I began this post intending to dwell on my own rather different timeline for the end times. I think it not necessary at this time. The details of the process are less important than the bigger view. The U.S. is well into a long period of decline, but will retain sufficient power and influence to continue to protect Israel until God sees fit to fulfill prophecies that "all nations", probably including the U.S., will turn against Israel and attack. But I think there is a certain role for the nation to play, which is hinted at in Revelation 12 (a passage Hitchcock does not mention):
To paraphrase, a universal and glorious woman, being pregnant, is being confronted by a dragon. When her son is born, he is immediately taken up to heaven. The angels of God fight against the angels of the dragon, and the dragon is cast to the earth. He attacks the woman, who is carried to "the wilderness" upon eagles' wings. She is preserved there for 3.5 years. The dragon first fights "the remnant of her seed." Then the dragon stands by "the Sea" and in the following chapter, the Beast's career is outlined. Interpreted:
- The woman represents all of God's people, among whom a smaller, stronger portion is pressing toward birth. The dragon represents Satan.

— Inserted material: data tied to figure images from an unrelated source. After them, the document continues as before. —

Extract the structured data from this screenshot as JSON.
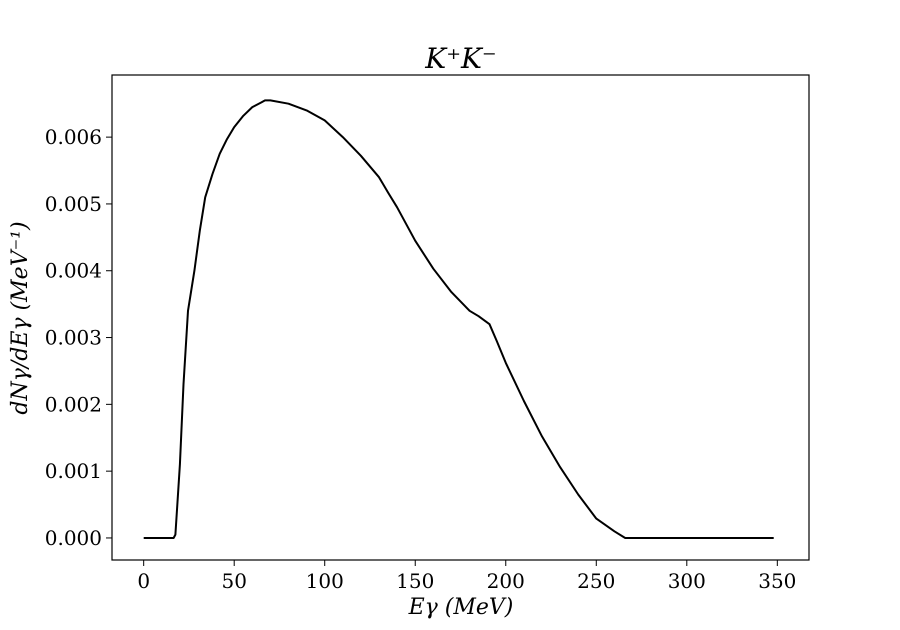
{
  "chart_data": {
    "type": "line",
    "title": "K⁺K⁻",
    "xlabel": "Eγ (MeV)",
    "ylabel": "dNγ/dEγ (MeV⁻¹)",
    "xlim": [
      -17.5,
      367.5
    ],
    "ylim": [
      -0.00033,
      0.00693
    ],
    "xticks": [
      0,
      50,
      100,
      150,
      200,
      250,
      300,
      350
    ],
    "xtick_labels": [
      "0",
      "50",
      "100",
      "150",
      "200",
      "250",
      "300",
      "350"
    ],
    "yticks": [
      0.0,
      0.001,
      0.002,
      0.003,
      0.004,
      0.005,
      0.006
    ],
    "ytick_labels": [
      "0.000",
      "0.001",
      "0.002",
      "0.003",
      "0.004",
      "0.005",
      "0.006"
    ],
    "grid": false,
    "series": [
      {
        "color": "#000000",
        "x": [
          0,
          10,
          16.5,
          17.5,
          20,
          22,
          24.5,
          28,
          31,
          34,
          38,
          42,
          46,
          50,
          55,
          60,
          65,
          67,
          70,
          80,
          90,
          100,
          110,
          120,
          130,
          135,
          140,
          150,
          160,
          170,
          180,
          185,
          191,
          195,
          200,
          210,
          220,
          230,
          240,
          250,
          260,
          266,
          270,
          300,
          330,
          348
        ],
        "y": [
          0.0,
          0.0,
          0.0,
          5e-05,
          0.0011,
          0.0023,
          0.0034,
          0.004,
          0.0046,
          0.0051,
          0.00545,
          0.00575,
          0.00597,
          0.00615,
          0.00632,
          0.00645,
          0.00652,
          0.00655,
          0.00655,
          0.0065,
          0.0064,
          0.00625,
          0.006,
          0.00572,
          0.0054,
          0.00517,
          0.00495,
          0.00445,
          0.00403,
          0.00368,
          0.0034,
          0.00332,
          0.0032,
          0.00295,
          0.00262,
          0.00205,
          0.00152,
          0.00106,
          0.00065,
          0.00029,
          0.0001,
          0.0,
          0.0,
          0.0,
          0.0,
          0.0
        ]
      }
    ]
  }
}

- This stronger portion, her son, is elsewhere called "the overcomers", which are taken up earlier than the rest.
- The arrival of the overcomers in heaven triggers the celestial battle that leads to Satan being deprived of access to heaven.
- Thrust to the earth, Satan attacks the people of God that remain. These are mostly able to escape to "the Wilderness", which I believe refers to America or the Americas. There, they are safe for the 3.5 year duration of the worst of the troubles.
- The "remnant of her seed" then refers either to those left behind when the overcomers were taken up, or to those who could not escape the empire of the Beast to come.
- The taking up and the resurrection of the majority of God's people occurs at the end of the 3.5 years. This is not detailed in Rev. 12, but in 1 Corinthians 15, where the general taking up is said to occur "at the last trumpet". This is the seventh trumpet that immediately precedes the fearful Bowl judgments that close the Tribulation period.